15. Ocak 2008’de, “ABD’nin muhtemel İran işgal ve saldırılarına karşı” Türkiye’nin her türlü desteği vermesine yönelik pazarlıklara uygun zeminin oluşturulması hedeflenmiştir. Aslında, ABD’nin Irak’tan çekilmesi veya Irak’ta istikrarın sağlamasına yönelik Türkiye’den istenen desteklerin alınmasını sağlayacak “tezkerelerin TBMM’den onaylanması” istekleri de bu çerçevede değerlendirilebilir.
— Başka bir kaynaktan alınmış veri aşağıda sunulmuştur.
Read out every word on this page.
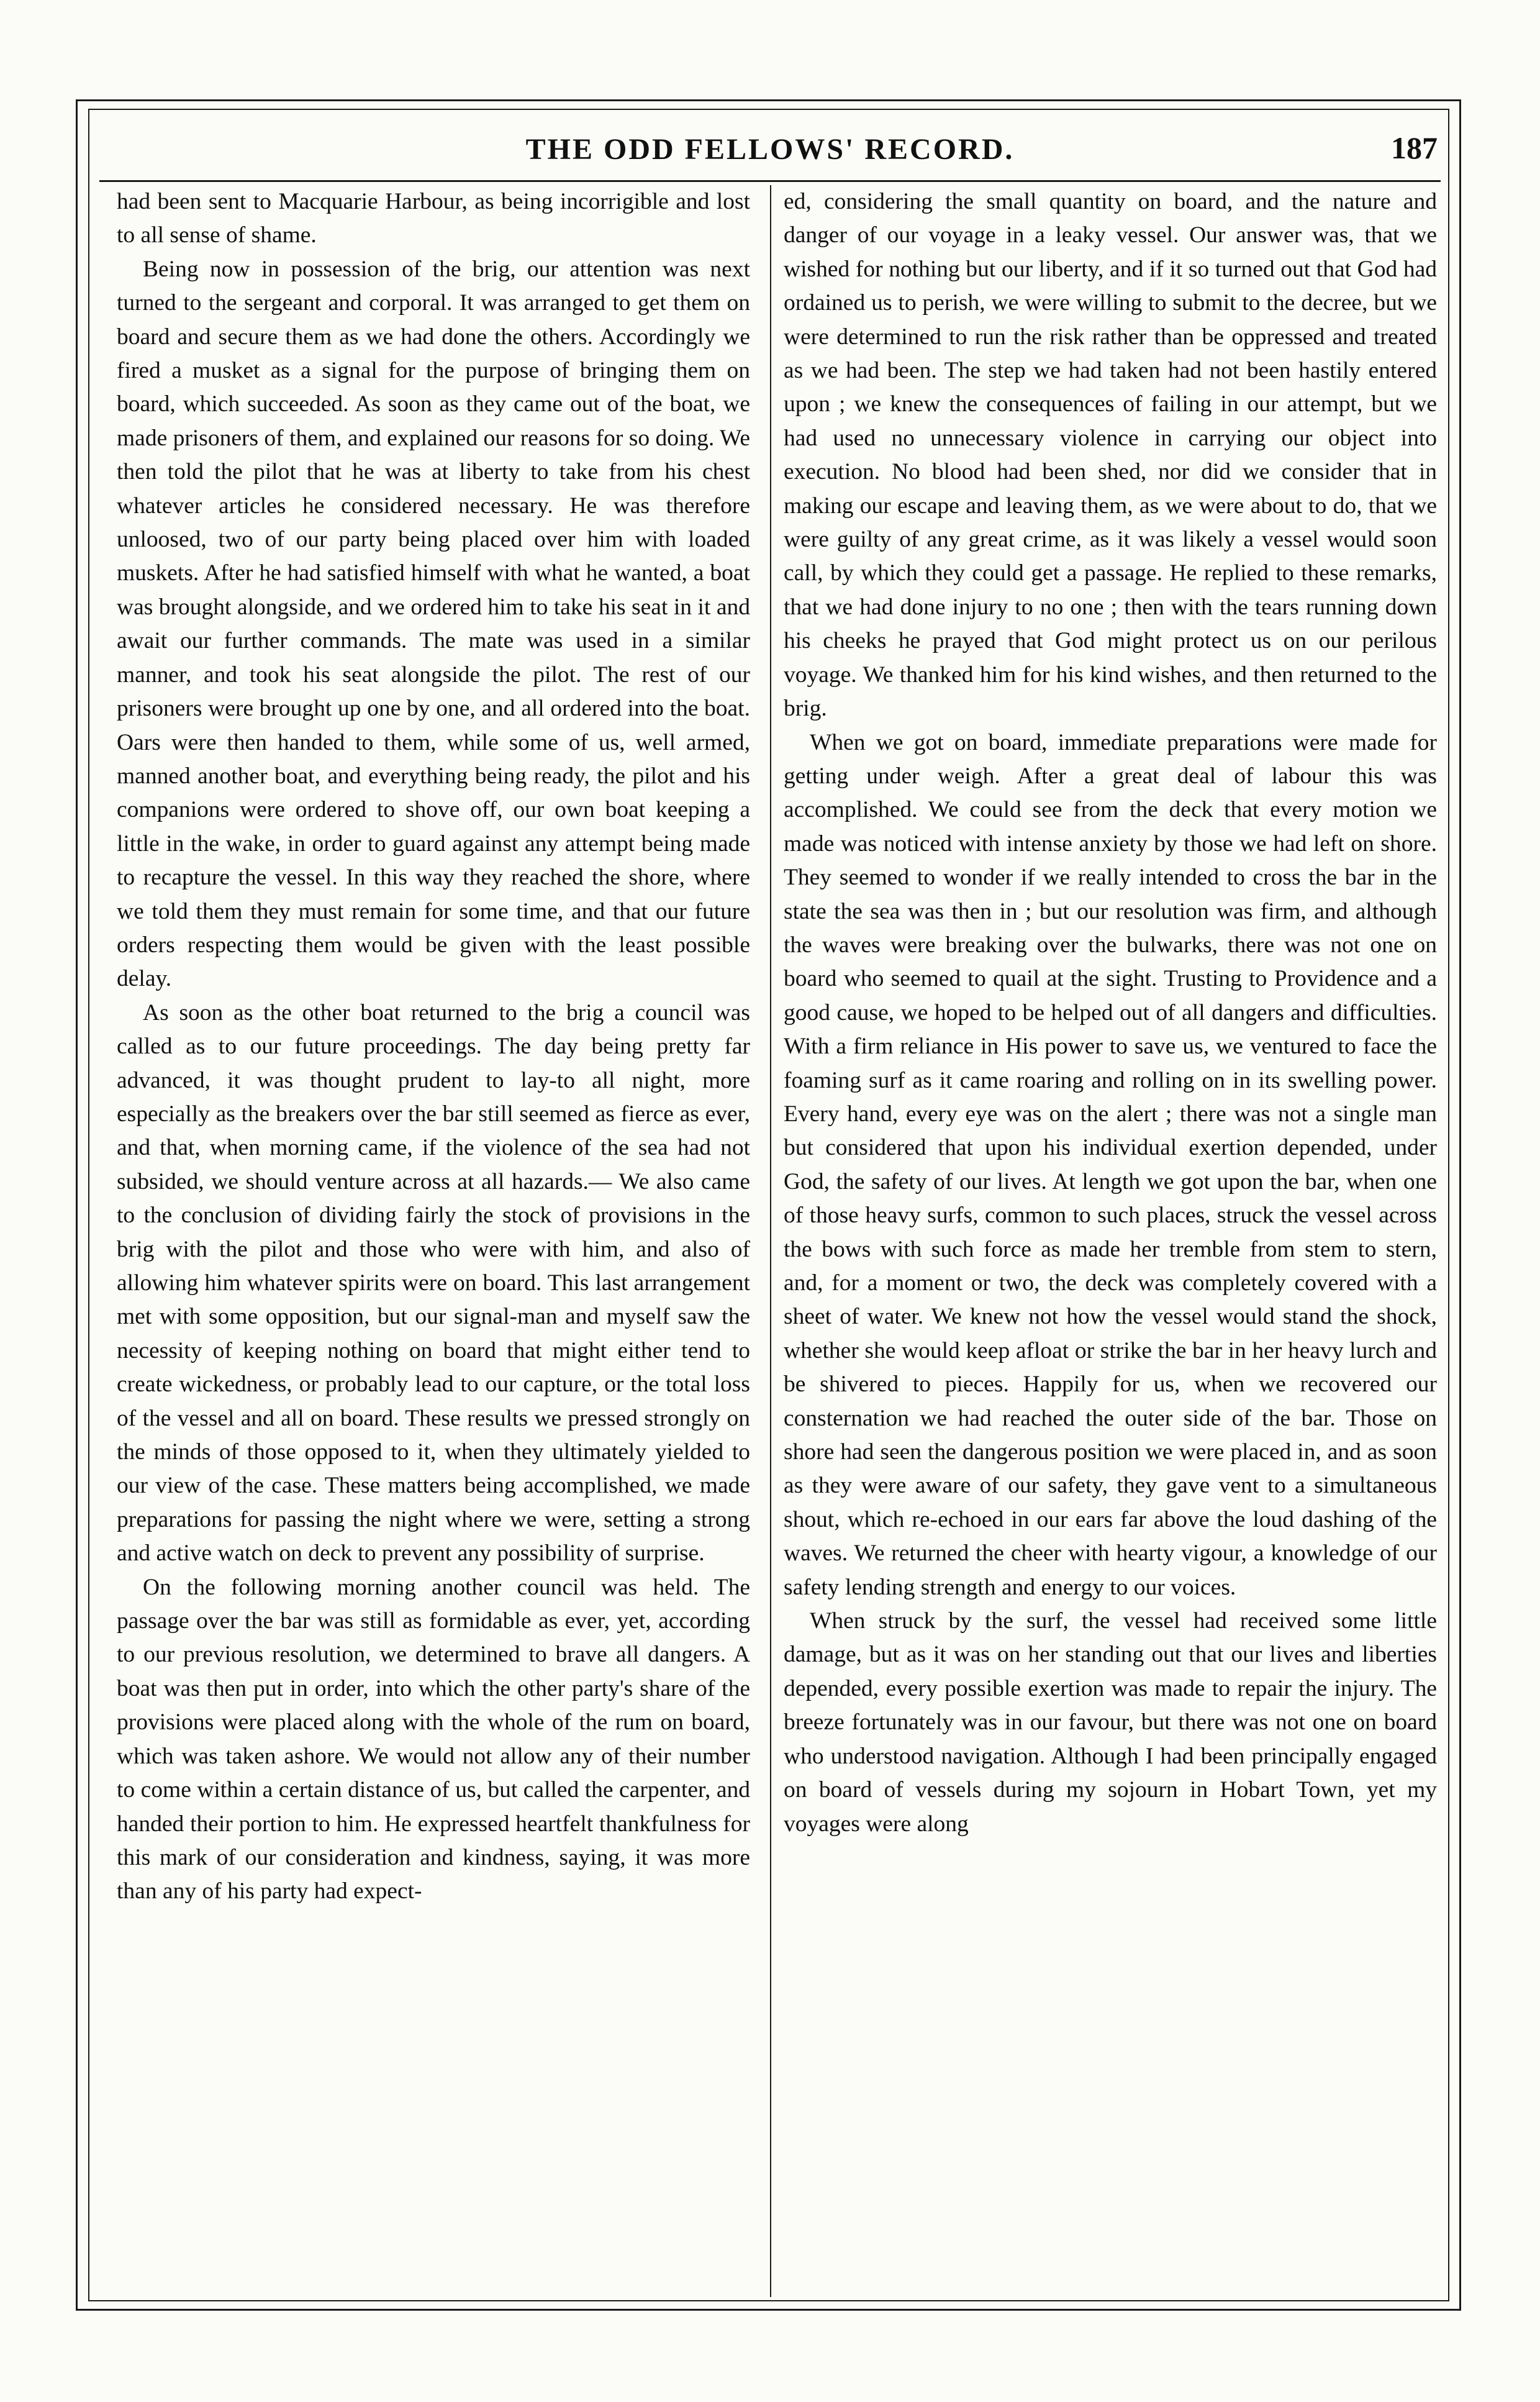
THE ODD FELLOWS' RECORD.	187

had been sent to Macquarie Harbour, as being incorrigible and lost to all sense of shame.

Being now in possession of the brig, our attention was next turned to the sergeant and corporal. It was arranged to get them on board and secure them as we had done the others. Accordingly we fired a musket as a signal for the purpose of bringing them on board, which succeeded. As soon as they came out of the boat, we made prisoners of them, and explained our reasons for so doing. We then told the pilot that he was at liberty to take from his chest whatever articles he considered necessary. He was therefore unloosed, two of our party being placed over him with loaded muskets. After he had satisfied himself with what he wanted, a boat was brought alongside, and we ordered him to take his seat in it and await our further commands. The mate was used in a similar manner, and took his seat alongside the pilot. The rest of our prisoners were brought up one by one, and all ordered into the boat. Oars were then handed to them, while some of us, well armed, manned another boat, and everything being ready, the pilot and his companions were ordered to shove off, our own boat keeping a little in the wake, in order to guard against any attempt being made to recapture the vessel. In this way they reached the shore, where we told them they must remain for some time, and that our future orders respecting them would be given with the least possible delay.

As soon as the other boat returned to the brig a council was called as to our future proceedings. The day being pretty far advanced, it was thought prudent to lay-to all night, more especially as the breakers over the bar still seemed as fierce as ever, and that, when morning came, if the violence of the sea had not subsided, we should venture across at all hazards.— We also came to the conclusion of dividing fairly the stock of provisions in the brig with the pilot and those who were with him, and also of allowing him whatever spirits were on board. This last arrangement met with some opposition, but our signal-man and myself saw the necessity of keeping nothing on board that might either tend to create wickedness, or probably lead to our capture, or the total loss of the vessel and all on board. These results we pressed strongly on the minds of those opposed to it, when they ultimately yielded to our view of the case. These matters being accomplished, we made preparations for passing the night where we were, setting a strong and active watch on deck to prevent any possibility of surprise.

On the following morning another council was held. The passage over the bar was still as formidable as ever, yet, according to our previous resolution, we determined to brave all dangers. A boat was then put in order, into which the other party's share of the provisions were placed along with the whole of the rum on board, which was taken ashore. We would not allow any of their number to come within a certain distance of us, but called the carpenter, and handed their portion to him. He expressed heartfelt thankfulness for this mark of our consideration and kindness, saying, it was more than any of his party had expect-

ed, considering the small quantity on board, and the nature and danger of our voyage in a leaky vessel. Our answer was, that we wished for nothing but our liberty, and if it so turned out that God had ordained us to perish, we were willing to submit to the decree, but we were determined to run the risk rather than be oppressed and treated as we had been. The step we had taken had not been hastily entered upon ; we knew the consequences of failing in our attempt, but we had used no unnecessary violence in carrying our object into execution. No blood had been shed, nor did we consider that in making our escape and leaving them, as we were about to do, that we were guilty of any great crime, as it was likely a vessel would soon call, by which they could get a passage. He replied to these remarks, that we had done injury to no one ; then with the tears running down his cheeks he prayed that God might protect us on our perilous voyage. We thanked him for his kind wishes, and then returned to the brig.

When we got on board, immediate preparations were made for getting under weigh. After a great deal of labour this was accomplished. We could see from the deck that every motion we made was noticed with intense anxiety by those we had left on shore. They seemed to wonder if we really intended to cross the bar in the state the sea was then in ; but our resolution was firm, and although the waves were breaking over the bulwarks, there was not one on board who seemed to quail at the sight. Trusting to Providence and a good cause, we hoped to be helped out of all dangers and difficulties. With a firm reliance in His power to save us, we ventured to face the foaming surf as it came roaring and rolling on in its swelling power. Every hand, every eye was on the alert ; there was not a single man but considered that upon his individual exertion depended, under God, the safety of our lives. At length we got upon the bar, when one of those heavy surfs, common to such places, struck the vessel across the bows with such force as made her tremble from stem to stern, and, for a moment or two, the deck was completely covered with a sheet of water. We knew not how the vessel would stand the shock, whether she would keep afloat or strike the bar in her heavy lurch and be shivered to pieces. Happily for us, when we recovered our consternation we had reached the outer side of the bar. Those on shore had seen the dangerous position we were placed in, and as soon as they were aware of our safety, they gave vent to a simultaneous shout, which re-echoed in our ears far above the loud dashing of the waves. We returned the cheer with hearty vigour, a knowledge of our safety lending strength and energy to our voices.

When struck by the surf, the vessel had received some little damage, but as it was on her standing out that our lives and liberties depended, every possible exertion was made to repair the injury. The breeze fortunately was in our favour, but there was not one on board who understood navigation. Although I had been principally engaged on board of vessels during my sojourn in Hobart Town, yet my voyages were along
Sonuç olarak; ABD-İsrail-AB mihveriyle birlikte hareket eden ABD’deki Yahudi kuruluşları, “şaşırtıcı ve hayret verici bir şekilde” Türkiye’yi karşılarına almakla; bütün bu yukarıda saydığımız ihtimal hesaplarının ötesinde, daha farklı “gizli gündemlerine hayatiyet kazandırmak” amaç ve hedeflerine hizmet etmek hesabı içerisine de girmiş olabilirler. Kuşkusuz, bu hesap ve pazarlıkların hepsi Türkiye’yi idare eden tepe yöneticilerin malumudur. O nedenle, burada bize düşen; kısa ve özlü bir şekilde önerilerimizi dillendirmektir. O halde, uzun lafın kısası; Türkiye, “bazı kısa dönemler hariç tutulacak olursa” üç asırdan beri göbekten bağlı ve zihinden bağımlı olduğu Batılılara karşı, artık “özgün, özgür ve aykırı” politikalar uygulamaya mecburdur. Açıkçası, Yahudi kuruluşlarının haddi aşan ve kıymet bilmeyen tutumlarını bir şansa ve uyarıcı fırsat olarak değerlendirerek, kendimize çekidüzen verme yolunu seçmeliyiz derim. Vesselam.